I can't imagine that R-NO2 would be a better oxidant than CrO42-, and has the power to oxidate the sulfur from Na2S2O4 to an oxidation state +VI (like in SO42-).  It is indeed pretty sure that the oxidation state from the sulfur in dithionite will change from +III to +IV in the oxidation half reaction.

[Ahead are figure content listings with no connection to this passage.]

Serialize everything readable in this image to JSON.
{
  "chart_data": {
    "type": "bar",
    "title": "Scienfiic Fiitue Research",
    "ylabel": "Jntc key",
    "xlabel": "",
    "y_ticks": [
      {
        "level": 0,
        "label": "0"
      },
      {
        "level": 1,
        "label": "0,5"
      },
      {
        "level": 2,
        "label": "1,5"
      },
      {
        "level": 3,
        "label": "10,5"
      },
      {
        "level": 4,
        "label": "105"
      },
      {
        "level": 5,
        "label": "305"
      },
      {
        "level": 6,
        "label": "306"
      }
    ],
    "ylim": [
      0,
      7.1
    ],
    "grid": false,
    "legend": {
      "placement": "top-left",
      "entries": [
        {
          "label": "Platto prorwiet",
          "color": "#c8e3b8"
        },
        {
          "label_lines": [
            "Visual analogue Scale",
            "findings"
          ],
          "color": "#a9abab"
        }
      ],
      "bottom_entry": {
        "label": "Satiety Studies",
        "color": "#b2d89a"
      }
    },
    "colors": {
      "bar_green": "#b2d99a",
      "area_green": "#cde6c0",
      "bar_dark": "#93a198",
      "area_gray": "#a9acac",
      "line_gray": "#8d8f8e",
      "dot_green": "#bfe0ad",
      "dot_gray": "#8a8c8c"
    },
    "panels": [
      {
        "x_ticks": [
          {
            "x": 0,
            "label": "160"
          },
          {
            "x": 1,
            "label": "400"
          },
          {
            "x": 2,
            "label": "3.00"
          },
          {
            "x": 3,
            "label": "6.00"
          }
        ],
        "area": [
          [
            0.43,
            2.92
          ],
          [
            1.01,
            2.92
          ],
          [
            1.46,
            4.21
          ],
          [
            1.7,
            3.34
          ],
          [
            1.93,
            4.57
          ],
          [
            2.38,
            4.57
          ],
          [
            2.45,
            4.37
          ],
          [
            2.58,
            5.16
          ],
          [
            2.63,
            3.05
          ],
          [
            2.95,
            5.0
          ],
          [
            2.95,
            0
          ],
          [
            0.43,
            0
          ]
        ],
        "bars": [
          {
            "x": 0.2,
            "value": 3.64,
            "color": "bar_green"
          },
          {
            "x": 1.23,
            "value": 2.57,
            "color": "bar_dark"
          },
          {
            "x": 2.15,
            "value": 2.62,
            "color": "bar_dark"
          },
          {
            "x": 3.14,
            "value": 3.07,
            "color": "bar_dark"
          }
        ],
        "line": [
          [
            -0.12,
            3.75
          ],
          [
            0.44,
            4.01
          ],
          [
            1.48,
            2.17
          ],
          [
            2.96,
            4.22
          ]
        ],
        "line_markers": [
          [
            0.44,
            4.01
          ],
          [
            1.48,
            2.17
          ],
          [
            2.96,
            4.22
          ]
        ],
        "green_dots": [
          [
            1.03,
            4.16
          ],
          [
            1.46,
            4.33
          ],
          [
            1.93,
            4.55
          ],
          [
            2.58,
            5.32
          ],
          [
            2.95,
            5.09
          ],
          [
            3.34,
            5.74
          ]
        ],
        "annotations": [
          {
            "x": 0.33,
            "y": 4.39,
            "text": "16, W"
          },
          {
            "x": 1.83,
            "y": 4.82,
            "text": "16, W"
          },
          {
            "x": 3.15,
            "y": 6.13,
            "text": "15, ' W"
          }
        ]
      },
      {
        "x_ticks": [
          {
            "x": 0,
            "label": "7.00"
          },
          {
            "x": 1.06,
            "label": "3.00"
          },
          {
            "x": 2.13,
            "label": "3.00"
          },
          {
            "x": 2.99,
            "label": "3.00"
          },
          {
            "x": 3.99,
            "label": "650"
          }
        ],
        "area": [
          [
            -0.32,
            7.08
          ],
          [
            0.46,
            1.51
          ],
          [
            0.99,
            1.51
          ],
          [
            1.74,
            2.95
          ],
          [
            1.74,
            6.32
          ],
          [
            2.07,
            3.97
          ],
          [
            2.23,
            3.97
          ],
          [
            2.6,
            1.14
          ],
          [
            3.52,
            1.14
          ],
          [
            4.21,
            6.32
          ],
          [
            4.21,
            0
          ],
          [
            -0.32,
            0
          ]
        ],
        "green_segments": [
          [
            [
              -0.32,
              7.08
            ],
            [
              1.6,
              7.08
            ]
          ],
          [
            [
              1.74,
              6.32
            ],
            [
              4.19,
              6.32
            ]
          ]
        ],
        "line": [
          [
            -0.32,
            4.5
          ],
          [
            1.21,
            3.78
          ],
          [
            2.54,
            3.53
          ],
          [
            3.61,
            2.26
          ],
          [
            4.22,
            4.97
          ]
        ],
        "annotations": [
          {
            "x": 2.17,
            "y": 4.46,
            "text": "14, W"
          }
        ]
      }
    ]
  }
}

Hence, we get for the oxidation half reaction:
S2O42- + 2 H20 --> 2 SO32- + 4 H+ + 2 e-

The reduction half reaction remains the same (cfr supra), so after multiplying the oxidation half reaction by three and adding it to the reduction half reaction, we obtain:
R-NO2 + 3 S2O42- + 4 H20  -->  R-NH2 + 6 SO 32- + 6 H+, which can be rewritten as:
R-NO2 + 3 Na2S2O42- + 4 H20  -->  R-NH2 + 6 NaHSO 3

OK, enough redox chemistry for today already.  Now, its time for a good joint  :) .

Barium

  • Guest
Thank you all
« Reply #10 on: April 15, 2003, 07:03:00 PM »
This will hopefully be very beneficial to all of us. Just give me some time to get dirty in the lab  :P


Megatherium

  • Guest
No prob. Are you going to reduce a ...
« Reply #11 on: April 15, 2003, 07:53:00 PM »
No prob.  Are you going to reduce a aryl-2-nitropropane with the Na2S2O4?  That would bee rather cool  :) .

GC_MS

  • Guest
Naah
« Reply #12 on: April 16, 2003, 10:30:00 AM »
Naaaaaah, no way he is going to try that cheap OTC product on nitroalkanes  ;)  Might be nice thing if it worked. It works for phenyl-1-propanone -> phenyl-1-propanol.